The National Advocates for Pregnant Women, a legal nonprofit organization, describes Etowah County “ground zero of pregnancy criminalization,” according to The Washington Post, with more than 150 such cases in the past decade.

“The prosecution’s alleged justification for this is that this is needed to protect the women’s ‘unborn’ and born children,” said Emma Roth, a staff attorney at National Advocates for Pregnant Women, as quoted by The Washington Post. “When the reality is: This puts the health and well-being of these women at risk, and their pregnancies and their children at risk.”

According to The Guardian, the Supreme Court’s decision earlier this summer to overturn Roe v. Wade “didn’t create this state of affairs, but it’s likely to worsen it.”

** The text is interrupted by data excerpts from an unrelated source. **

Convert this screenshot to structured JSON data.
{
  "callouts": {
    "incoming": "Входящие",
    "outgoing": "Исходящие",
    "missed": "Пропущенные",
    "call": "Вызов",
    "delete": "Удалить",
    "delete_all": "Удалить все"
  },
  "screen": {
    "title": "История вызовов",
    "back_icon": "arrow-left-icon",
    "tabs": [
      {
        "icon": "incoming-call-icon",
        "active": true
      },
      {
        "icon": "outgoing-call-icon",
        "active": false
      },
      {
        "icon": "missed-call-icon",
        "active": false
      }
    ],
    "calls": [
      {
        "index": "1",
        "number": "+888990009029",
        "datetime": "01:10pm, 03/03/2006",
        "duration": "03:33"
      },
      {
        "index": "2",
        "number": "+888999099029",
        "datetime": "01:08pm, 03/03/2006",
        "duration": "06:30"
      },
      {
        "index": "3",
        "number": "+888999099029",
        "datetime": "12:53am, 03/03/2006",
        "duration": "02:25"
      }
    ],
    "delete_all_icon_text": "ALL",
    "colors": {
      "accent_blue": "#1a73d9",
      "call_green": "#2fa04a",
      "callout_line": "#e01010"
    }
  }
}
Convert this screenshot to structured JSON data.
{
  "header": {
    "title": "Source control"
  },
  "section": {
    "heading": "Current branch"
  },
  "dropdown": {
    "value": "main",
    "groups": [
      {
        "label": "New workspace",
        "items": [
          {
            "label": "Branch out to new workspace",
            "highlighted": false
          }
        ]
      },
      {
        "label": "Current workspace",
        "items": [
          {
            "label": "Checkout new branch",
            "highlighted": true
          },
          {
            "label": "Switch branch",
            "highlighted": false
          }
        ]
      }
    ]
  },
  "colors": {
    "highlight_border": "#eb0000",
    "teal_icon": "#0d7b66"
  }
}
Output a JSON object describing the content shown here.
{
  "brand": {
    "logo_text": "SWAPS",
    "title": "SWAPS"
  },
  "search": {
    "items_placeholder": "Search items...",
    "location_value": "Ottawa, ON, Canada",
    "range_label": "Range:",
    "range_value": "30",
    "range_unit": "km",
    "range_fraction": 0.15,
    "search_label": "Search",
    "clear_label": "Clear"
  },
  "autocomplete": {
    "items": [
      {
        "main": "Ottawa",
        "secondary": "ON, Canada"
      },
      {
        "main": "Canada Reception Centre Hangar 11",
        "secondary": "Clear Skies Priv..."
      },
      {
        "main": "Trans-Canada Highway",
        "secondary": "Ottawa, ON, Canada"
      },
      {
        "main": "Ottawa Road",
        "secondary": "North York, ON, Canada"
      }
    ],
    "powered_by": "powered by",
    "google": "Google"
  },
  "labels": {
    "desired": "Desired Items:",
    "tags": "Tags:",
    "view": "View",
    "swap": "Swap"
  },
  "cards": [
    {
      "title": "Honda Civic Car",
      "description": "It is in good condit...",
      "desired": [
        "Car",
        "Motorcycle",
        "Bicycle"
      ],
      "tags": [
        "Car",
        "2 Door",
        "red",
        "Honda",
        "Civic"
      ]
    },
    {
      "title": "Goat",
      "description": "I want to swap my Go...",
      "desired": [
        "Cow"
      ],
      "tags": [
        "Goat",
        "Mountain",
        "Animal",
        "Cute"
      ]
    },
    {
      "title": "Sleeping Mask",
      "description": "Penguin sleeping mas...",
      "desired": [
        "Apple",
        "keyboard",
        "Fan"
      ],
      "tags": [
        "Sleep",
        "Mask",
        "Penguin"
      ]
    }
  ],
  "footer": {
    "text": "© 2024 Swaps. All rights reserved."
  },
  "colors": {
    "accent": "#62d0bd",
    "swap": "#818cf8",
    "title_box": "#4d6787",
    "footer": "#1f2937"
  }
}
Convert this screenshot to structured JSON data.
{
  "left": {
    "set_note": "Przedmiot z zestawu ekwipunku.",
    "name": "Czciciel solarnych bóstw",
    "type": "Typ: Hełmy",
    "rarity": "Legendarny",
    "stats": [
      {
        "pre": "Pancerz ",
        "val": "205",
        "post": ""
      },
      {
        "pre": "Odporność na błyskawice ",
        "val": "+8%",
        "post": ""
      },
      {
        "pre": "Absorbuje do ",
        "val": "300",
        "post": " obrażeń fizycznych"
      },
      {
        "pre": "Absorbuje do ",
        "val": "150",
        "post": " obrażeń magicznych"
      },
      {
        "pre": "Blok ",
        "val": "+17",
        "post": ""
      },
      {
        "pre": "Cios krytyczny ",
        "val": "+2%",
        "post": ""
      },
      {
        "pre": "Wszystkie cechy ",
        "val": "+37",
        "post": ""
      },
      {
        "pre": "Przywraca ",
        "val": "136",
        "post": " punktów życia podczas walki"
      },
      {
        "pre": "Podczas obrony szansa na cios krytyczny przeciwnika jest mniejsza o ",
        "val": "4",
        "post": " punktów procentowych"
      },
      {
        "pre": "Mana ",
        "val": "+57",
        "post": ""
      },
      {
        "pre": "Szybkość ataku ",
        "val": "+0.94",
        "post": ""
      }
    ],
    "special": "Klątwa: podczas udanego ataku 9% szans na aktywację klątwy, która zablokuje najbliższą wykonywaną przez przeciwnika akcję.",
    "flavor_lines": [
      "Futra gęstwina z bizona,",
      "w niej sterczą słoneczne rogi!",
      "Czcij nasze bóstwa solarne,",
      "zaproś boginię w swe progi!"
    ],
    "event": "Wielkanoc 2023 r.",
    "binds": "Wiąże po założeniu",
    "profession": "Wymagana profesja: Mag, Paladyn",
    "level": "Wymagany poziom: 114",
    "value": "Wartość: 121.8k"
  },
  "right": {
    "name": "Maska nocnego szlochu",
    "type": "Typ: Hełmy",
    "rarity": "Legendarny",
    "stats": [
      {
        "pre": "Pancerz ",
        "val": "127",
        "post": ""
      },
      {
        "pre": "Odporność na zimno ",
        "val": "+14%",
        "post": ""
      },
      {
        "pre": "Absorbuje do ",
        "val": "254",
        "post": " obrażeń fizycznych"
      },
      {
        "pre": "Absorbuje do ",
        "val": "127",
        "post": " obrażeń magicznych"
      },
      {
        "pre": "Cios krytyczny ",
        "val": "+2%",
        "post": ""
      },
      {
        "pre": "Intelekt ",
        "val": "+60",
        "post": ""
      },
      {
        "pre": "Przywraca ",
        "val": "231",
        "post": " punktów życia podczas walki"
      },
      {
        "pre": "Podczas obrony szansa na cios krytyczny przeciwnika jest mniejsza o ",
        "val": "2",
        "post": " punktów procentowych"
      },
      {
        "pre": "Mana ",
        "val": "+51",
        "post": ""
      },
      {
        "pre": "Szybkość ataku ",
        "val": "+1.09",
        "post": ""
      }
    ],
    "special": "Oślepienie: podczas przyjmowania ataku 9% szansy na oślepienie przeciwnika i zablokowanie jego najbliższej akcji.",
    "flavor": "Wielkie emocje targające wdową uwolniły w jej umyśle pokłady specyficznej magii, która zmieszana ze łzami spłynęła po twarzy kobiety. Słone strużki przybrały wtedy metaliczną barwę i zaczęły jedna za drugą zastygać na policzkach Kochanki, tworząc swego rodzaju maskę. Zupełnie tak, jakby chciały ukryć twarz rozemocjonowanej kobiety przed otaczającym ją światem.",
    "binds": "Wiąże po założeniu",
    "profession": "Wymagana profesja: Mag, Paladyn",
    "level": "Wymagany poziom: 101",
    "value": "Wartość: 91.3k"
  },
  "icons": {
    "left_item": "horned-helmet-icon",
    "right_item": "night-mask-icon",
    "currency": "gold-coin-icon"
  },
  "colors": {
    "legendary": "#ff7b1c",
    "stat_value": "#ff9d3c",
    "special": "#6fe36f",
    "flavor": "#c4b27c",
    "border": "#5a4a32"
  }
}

“The policy in place in Etowah county and elsewhere reveals the warped logic and hateful absurdities of the anti-choice worldview,” the outlet said. “The movement claims to see embryos and fetuses as persons, and in practice they speak as if these “persons” are not women’s equals, but their superiors: the fetus is conceived of as more important than the woman, more worthy, less tainted by those things that make a pregnant woman so unappealing – her femaleness, her sexuality, her tendency to have human desires and human struggles, like irritation or addiction or anger. In the service of protecting and advancing this superior being of the fetus, the anti-choice movement claims, it is justifiable, even necessary, to steal the freedom of those lesser women.”